Out-of-doors, working off his tensions, his temper improved, and that made Kadi happier. But in the end, all his hard work went for naught: when the mountain snows melted, their little brook swelled to a raging torrent, overflowed its banks, and turned their fields into a lake. The place where they had built their first house was completely under water, the charred timbers scattered over the lake. At one point, the lower tunnel entrance was under water, and they had to move everything from the lowest storeroom where they'd huddled as the cabin burned.

During those days, Rimon spent a lot of his time on the top of their hill, surveying his fields, wondering if nature were trying to tell him something.

But when Abel Veritt arrived to survey the situation, he said, "It's mud now, but it's enriched soil that should give you the best crops in this whole area. Next year you'll know better than to plow too soon."

Veritt went down on one knee and ran his fingers through the soil, smelling it, patting it smooth again. "If I were you, I'd grow trin in this soil. The tea you've been serving me is better than anything we raise, and ours is better than any the townspeople can import. They already buy every bit we can spare—and there's more market than Fort Freedom can supply."

"I didn't grow the trin crop.

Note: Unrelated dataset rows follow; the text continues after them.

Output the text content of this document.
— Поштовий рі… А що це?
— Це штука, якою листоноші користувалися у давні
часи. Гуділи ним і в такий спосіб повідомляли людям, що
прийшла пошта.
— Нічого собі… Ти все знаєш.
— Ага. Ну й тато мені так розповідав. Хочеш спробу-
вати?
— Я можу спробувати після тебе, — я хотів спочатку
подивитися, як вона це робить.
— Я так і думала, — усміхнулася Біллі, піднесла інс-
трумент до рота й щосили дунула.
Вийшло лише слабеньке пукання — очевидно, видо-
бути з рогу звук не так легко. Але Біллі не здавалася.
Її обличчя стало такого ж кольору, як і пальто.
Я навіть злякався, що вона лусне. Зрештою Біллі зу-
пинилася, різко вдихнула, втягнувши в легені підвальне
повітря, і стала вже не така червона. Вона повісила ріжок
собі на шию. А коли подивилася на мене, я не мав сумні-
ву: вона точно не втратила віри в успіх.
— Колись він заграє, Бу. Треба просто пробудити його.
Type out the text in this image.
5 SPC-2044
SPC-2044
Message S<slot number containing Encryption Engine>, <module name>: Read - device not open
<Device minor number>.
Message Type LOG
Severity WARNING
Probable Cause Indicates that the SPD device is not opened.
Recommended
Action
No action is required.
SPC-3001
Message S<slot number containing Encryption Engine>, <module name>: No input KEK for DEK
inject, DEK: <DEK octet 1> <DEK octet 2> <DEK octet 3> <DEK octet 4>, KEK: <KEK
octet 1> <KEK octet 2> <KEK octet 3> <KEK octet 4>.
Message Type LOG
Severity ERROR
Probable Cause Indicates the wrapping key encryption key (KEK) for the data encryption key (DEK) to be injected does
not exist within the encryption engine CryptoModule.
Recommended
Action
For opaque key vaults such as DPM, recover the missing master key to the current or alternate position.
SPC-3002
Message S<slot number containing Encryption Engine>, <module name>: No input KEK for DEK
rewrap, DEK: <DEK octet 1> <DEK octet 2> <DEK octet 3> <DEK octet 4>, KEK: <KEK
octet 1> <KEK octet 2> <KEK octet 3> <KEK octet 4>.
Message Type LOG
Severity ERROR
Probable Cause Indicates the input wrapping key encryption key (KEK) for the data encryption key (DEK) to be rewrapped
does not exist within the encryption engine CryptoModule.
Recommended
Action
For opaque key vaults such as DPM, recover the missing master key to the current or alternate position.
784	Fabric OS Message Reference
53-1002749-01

That came from Kadi's kitchen garden– all her own handiwork!"

Abel laughed. "Will you never stop surprising me with your talents, Kadi? I've never known such an accomplished woman!"

Kadi could do very little of the physical work of extending her garden patch of trin into a whole field, but Rimon carefully followed her instructions, and by early summer the field was lushly green. But Rimon also put in grain and corn, beans, and peas against another hard winter.

By that time, Kadi was no longer able to travel back and forth to Fort Freedom. Rimon went seldom now, too, refusing to leave Kadi for more than an hour or two at a time.

They had many visitors from Fort Freedom; either Abel or Jord almost every day, Jon's parents at least once a week. Jon moved among Simes now as easily as Kadi or Willa, and when he was low-field he would often go home to his family for a day.

Dan Whelan, Sara Fenell, and the others who had broken with Veritt's teachings, moved out of Fort Freedom. Just across the creek from the seedy little border town they built a row of neat white-painted houses, their own small chapel at the end of the row. They began to work the land which stretched along the creek.